Eastern Europe must earn its security in a post-American NATO
Soňa Muzikárová

From the Baltic states to the Black Sea, Central and Eastern European (CEE) governments remain anxious about their security in the face of Russian aggression. Despite NATO’s enduring pledge to Article 5, many officials in countries such as Poland, Lithuania, Estonia and Romania continue to express concern over a potential US shift in focus towards Asia‑Pacific and the Middle East, creating fears of weakening American vigilance in Europe. This anxiety has heightened in light of Russia’s steady military rebuilding and escalating hybrid threats targeting critical infrastructure across the region.
To be clear, President Trump has long criticised NATO members for failing to hit defence spending targets and has even suggested the US might withhold protection from countries that do not meet the 2 percent of GDP target.
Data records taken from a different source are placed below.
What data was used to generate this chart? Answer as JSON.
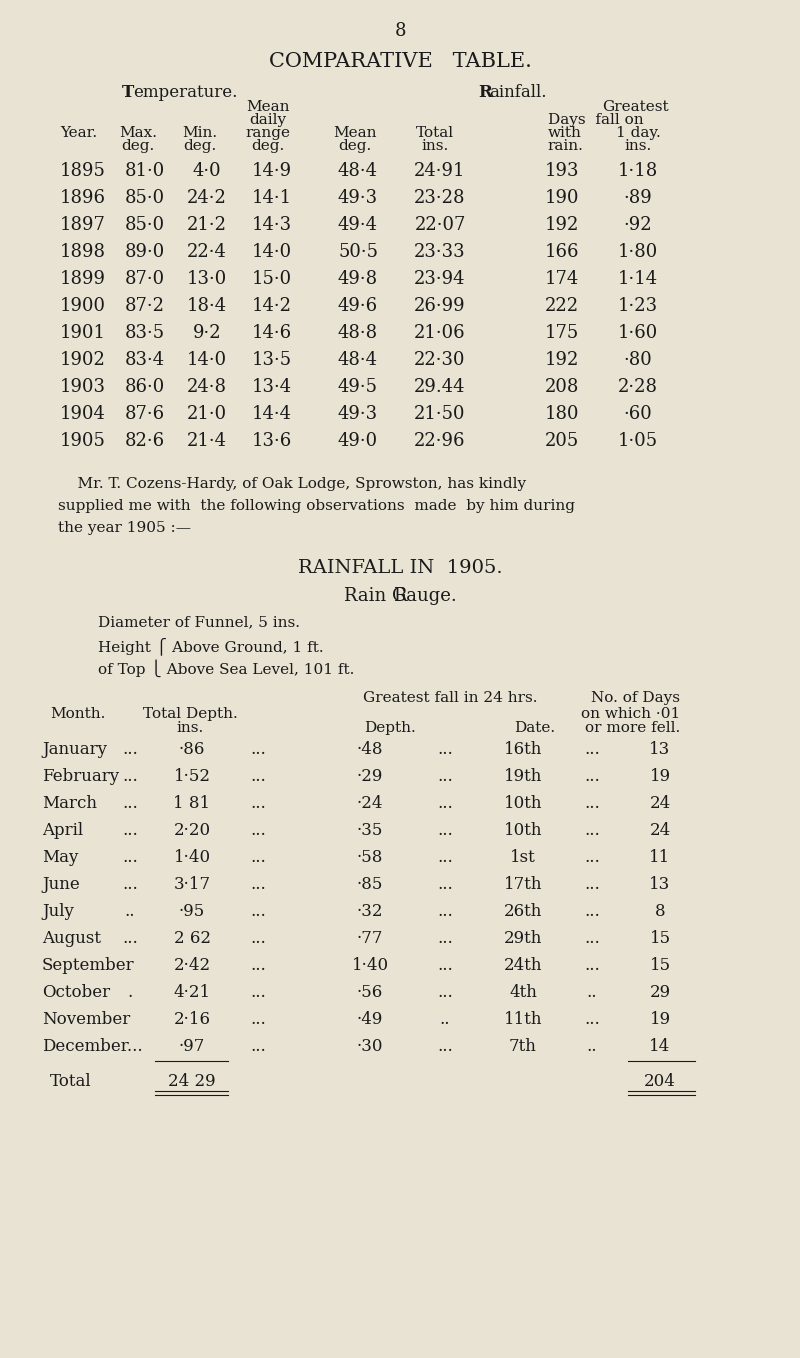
{
  "bg_color": "#e8e3d3",
  "text_color": "#1a1a1a",
  "page_number": "8",
  "comp_table_title": "COMPARATIVE   TABLE.",
  "temp_header": "Temperature.",
  "rain_header": "Rainfall.",
  "comp_data": [
    [
      "1895",
      "81·0",
      "4·0",
      "14·9",
      "48·4",
      "24·91",
      "193",
      "1·18"
    ],
    [
      "1896",
      "85·0",
      "24·2",
      "14·1",
      "49·3",
      "23·28",
      "190",
      "·89"
    ],
    [
      "1897",
      "85·0",
      "21·2",
      "14·3",
      "49·4",
      "22·07",
      "192",
      "·92"
    ],
    [
      "1898",
      "89·0",
      "22·4",
      "14·0",
      "50·5",
      "23·33",
      "166",
      "1·80"
    ],
    [
      "1899",
      "87·0",
      "13·0",
      "15·0",
      "49·8",
      "23·94",
      "174",
      "1·14"
    ],
    [
      "1900",
      "87·2",
      "18·4",
      "14·2",
      "49·6",
      "26·99",
      "222",
      "1·23"
    ],
    [
      "1901",
      "83·5",
      "9·2",
      "14·6",
      "48·8",
      "21·06",
      "175",
      "1·60"
    ],
    [
      "1902",
      "83·4",
      "14·0",
      "13·5",
      "48·4",
      "22·30",
      "192",
      "·80"
    ],
    [
      "1903",
      "86·0",
      "24·8",
      "13·4",
      "49·5",
      "29.44",
      "208",
      "2·28"
    ],
    [
      "1904",
      "87·6",
      "21·0",
      "14·4",
      "49·3",
      "21·50",
      "180",
      "·60"
    ],
    [
      "1905",
      "82·6",
      "21·4",
      "13·6",
      "49·0",
      "22·96",
      "205",
      "1·05"
    ]
  ],
  "paragraph_lines": [
    "    Mr. T. Cozens-Hardy, of Oak Lodge, Sprowston, has kindly",
    "supplied me with  the following observations  made  by him during",
    "the year 1905 :—"
  ],
  "rainfall_title": "RAINFALL IN  1905.",
  "rain_gauge_title": "Rain Gauge.",
  "rain_data": [
    [
      "January",
      "...",
      "·86",
      "...",
      "·48",
      "...",
      "16th",
      "...",
      "13"
    ],
    [
      "February",
      "...",
      "1·52",
      "...",
      "·29",
      "...",
      "19th",
      "...",
      "19"
    ],
    [
      "March",
      "...",
      "1 81",
      "...",
      "·24",
      "...",
      "10th",
      "...",
      "24"
    ],
    [
      "April",
      "...",
      "2·20",
      "...",
      "·35",
      "...",
      "10th",
      "...",
      "24"
    ],
    [
      "May",
      "...",
      "1·40",
      "...",
      "·58",
      "...",
      "1st",
      "...",
      "11"
    ],
    [
      "June",
      "...",
      "3·17",
      "...",
      "·85",
      "...",
      "17th",
      "...",
      "13"
    ],
    [
      "July",
      "..",
      "·95",
      "...",
      "·32",
      "...",
      "26th",
      "...",
      "8"
    ],
    [
      "August",
      "...",
      "2 62",
      "...",
      "·77",
      "...",
      "29th",
      "...",
      "15"
    ],
    [
      "September",
      "",
      "2·42",
      "...",
      "1·40",
      "...",
      "24th",
      "...",
      "15"
    ],
    [
      "October",
      ".",
      "4·21",
      "...",
      "·56",
      "...",
      "4th",
      "..",
      "29"
    ],
    [
      "November",
      "",
      "2·16",
      "...",
      "·49",
      "..",
      "11th",
      "...",
      "19"
    ],
    [
      "December...",
      "",
      "·97",
      "...",
      "·30",
      "...",
      "7th",
      "..",
      "14"
    ]
  ],
  "rain_total_depth": "24 29",
  "rain_total_days": "204"
}
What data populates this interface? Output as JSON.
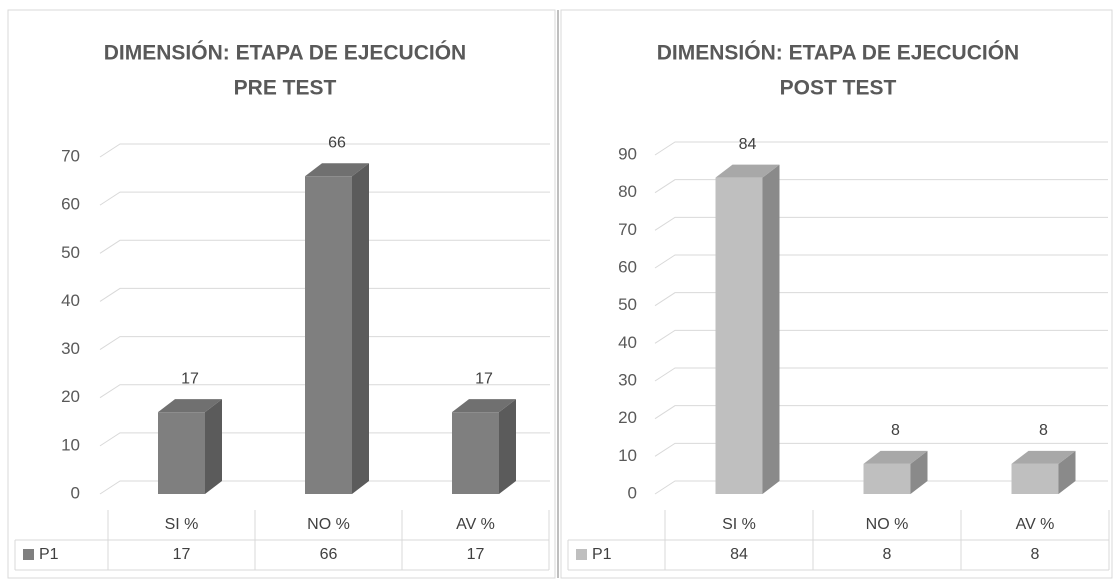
{
  "chart_data": [
    {
      "type": "bar",
      "title": "DIMENSIÓN: ETAPA DE EJECUCIÓN",
      "subtitle": "PRE TEST",
      "categories": [
        "SI %",
        "NO %",
        "AV %"
      ],
      "series": [
        {
          "name": "P1",
          "color": "#7f7f7f",
          "values": [
            17,
            66,
            17
          ]
        }
      ],
      "ylim": [
        0,
        70
      ],
      "yticks": [
        0,
        10,
        20,
        30,
        40,
        50,
        60,
        70
      ],
      "grid": true
    },
    {
      "type": "bar",
      "title": "DIMENSIÓN: ETAPA DE EJECUCIÓN",
      "subtitle": "POST TEST",
      "categories": [
        "SI %",
        "NO %",
        "AV %"
      ],
      "series": [
        {
          "name": "P1",
          "color": "#bfbfbf",
          "values": [
            84,
            8,
            8
          ]
        }
      ],
      "ylim": [
        0,
        90
      ],
      "yticks": [
        0,
        10,
        20,
        30,
        40,
        50,
        60,
        70,
        80,
        90
      ],
      "grid": true
    }
  ]
}
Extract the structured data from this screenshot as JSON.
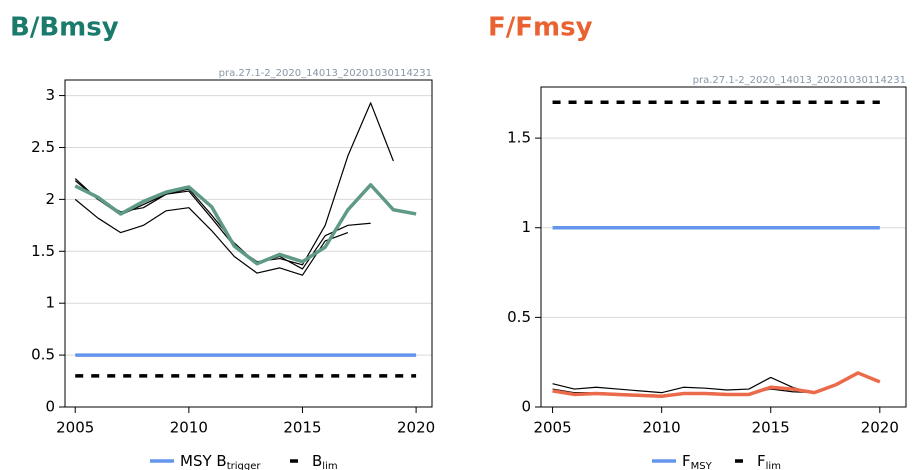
{
  "chart_data": [
    {
      "type": "line",
      "title": "B/Bmsy",
      "title_color": "#1a7a6c",
      "caption": "pra.27.1-2_2020_14013_20201030114231",
      "x": [
        2005,
        2006,
        2007,
        2008,
        2009,
        2010,
        2011,
        2012,
        2013,
        2014,
        2015,
        2016,
        2017,
        2018,
        2019,
        2020
      ],
      "xlim": [
        2004.55,
        2020.7
      ],
      "xticks": [
        2005,
        2010,
        2015,
        2020
      ],
      "ylim": [
        0,
        3.15
      ],
      "yticks": [
        0,
        0.5,
        1,
        1.5,
        2,
        2.5,
        3
      ],
      "grid": true,
      "series": [
        {
          "color": "#000000",
          "width": 1.2,
          "values": [
            2.2,
            2.0,
            1.88,
            1.92,
            2.05,
            2.08,
            1.82,
            1.55,
            1.4,
            1.43,
            1.37,
            1.75,
            2.42,
            2.93,
            2.37,
            null
          ]
        },
        {
          "color": "#000000",
          "width": 1.2,
          "values": [
            2.18,
            2.0,
            1.85,
            1.95,
            2.05,
            2.1,
            1.85,
            1.58,
            1.38,
            1.45,
            1.33,
            1.65,
            1.75,
            1.77,
            null,
            null
          ]
        },
        {
          "color": "#000000",
          "width": 1.2,
          "values": [
            2.0,
            1.82,
            1.68,
            1.75,
            1.89,
            1.92,
            1.7,
            1.45,
            1.29,
            1.34,
            1.27,
            1.6,
            1.68,
            null,
            null,
            null
          ]
        },
        {
          "color": "#5f9a87",
          "width": 3.5,
          "values": [
            2.13,
            2.02,
            1.86,
            1.98,
            2.07,
            2.12,
            1.93,
            1.55,
            1.38,
            1.47,
            1.4,
            1.54,
            1.9,
            2.14,
            1.9,
            1.86
          ]
        }
      ],
      "reference_lines": [
        {
          "name": "MSY B",
          "sub": "trigger",
          "value": 0.5,
          "color": "#6495ed",
          "dashed": false
        },
        {
          "name": "B",
          "sub": "lim",
          "value": 0.3,
          "color": "#000000",
          "dashed": true
        }
      ]
    },
    {
      "type": "line",
      "title": "F/Fmsy",
      "title_color": "#ea6232",
      "caption": "pra.27.1-2_2020_14013_20201030114231",
      "x": [
        2005,
        2006,
        2007,
        2008,
        2009,
        2010,
        2011,
        2012,
        2013,
        2014,
        2015,
        2016,
        2017,
        2018,
        2019,
        2020
      ],
      "xlim": [
        2004.47,
        2021.2
      ],
      "xticks": [
        2005,
        2010,
        2015,
        2020
      ],
      "ylim": [
        0,
        1.785
      ],
      "yticks": [
        0,
        0.5,
        1,
        1.5
      ],
      "grid": true,
      "series": [
        {
          "color": "#000000",
          "width": 1.2,
          "values": [
            0.13,
            0.1,
            0.11,
            0.1,
            0.09,
            0.08,
            0.11,
            0.105,
            0.095,
            0.1,
            0.165,
            0.11,
            0.075,
            0.13,
            null,
            null
          ]
        },
        {
          "color": "#000000",
          "width": 1.2,
          "values": [
            0.1,
            0.08,
            0.08,
            0.075,
            0.07,
            0.065,
            0.08,
            0.08,
            0.075,
            0.075,
            0.1,
            0.085,
            0.08,
            null,
            null,
            null
          ]
        },
        {
          "color": "#ea6a4a",
          "width": 3.5,
          "values": [
            0.09,
            0.07,
            0.075,
            0.07,
            0.065,
            0.06,
            0.075,
            0.075,
            0.07,
            0.07,
            0.11,
            0.1,
            0.08,
            0.125,
            0.19,
            0.14
          ]
        }
      ],
      "reference_lines": [
        {
          "name": "F",
          "sub": "MSY",
          "value": 1.0,
          "color": "#6495ed",
          "dashed": false
        },
        {
          "name": "F",
          "sub": "lim",
          "value": 1.7,
          "color": "#000000",
          "dashed": true
        }
      ]
    }
  ]
}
In response, the June 2025 NATO Summit in The Hague marked a turning point: all member states agreed to raise combined defence and related spending to 5 percent of GDP by 2035, including 3.5 percent for core military capabilities and 1.5 percent for broader security measures such as logistics, cyber resilience and support for Ukraine, which was viewed as an “ironclad” commitment to NATO Article 5 and a pledge of continued backing for Ukraine.Moreover, tensions over US-EU burden sharing remain, as shown recently when, during a meeting with NATO Secretary-General Mark Rutte, Trump announced that the US would send Patriot air defence systems to Europe “for Ukraine” but insisted that European allies foot the bill by donating the interceptor missiles themselves.
The breakdown in diplomatic decorum with European partners has been on display for a while, notably during the March Signalgate incident in which Trump’s Defence Secretary Pete Hegseth called Europe “pathetic” and suggested European NATO states were “freeloading”, and during the infamous February diplomatic debacle when Ukraine’s President Volodymyr Zelenskyy was publicly humiliated during a joint White House news conference with Trump.
Yet despite the turbulence, CEE capitals cannot afford the luxury of disengagement from the second Trump administration. Indeed, the volatility reinforces the need for these states to remain actively engaged and push for better outcomes. This is for several reasons.
First, the US military presence has long served as the cornerstone of regional deterrence against Russian expansionism. Even as Washington’s commitment to European security appears uncertain, CEE’s security architecture has been fundamentally anchored in US guarantees since the end of the Cold War. The traumatic historical experience of Western abandonment during critical 20th-century junctures, such as the 1938 Munich Agreement, when Czechoslovakia was handed over to Nazi Germany by Western powers, has left a deep-seated awareness that diplomatic decoupling from Washington often correlates with heightened vulnerability along NATO’s eastern flank. This is why Poland and the Baltic states (Latvia, Lithuania, Estonia) have for years hosted US troops and air defence systems, alongside NATO battlegroups. NATO’s eastern flank countries have routinely cautioned that if Putin succeeds in Ukraine, “they are next.”
This concern is particularly acute in light of the Trump administration’s active push to broker a flash ceasefire deal between Russia and Ukraine, reportedly involving territorial concessions to Moscow. President Trump has made clear he wants to be remembered as “a peacemaker and unifier”, a theme he emphasised again in his second inaugural address. His advisers have floated frameworks that would freeze the conflict along current front lines, potentially recognise Russian control over Crimea and parts of Donbas, and block Ukraine’s NATO aspirations. But Ukrainians are not seeking peace at any price, nor should the Europeans. Any deal that cedes Ukrainian territory or is seen as legitimising Russian aggression risks emboldening the Kremlin, weakening NATO’s credibility and undermining Europe’s long-term security architecture.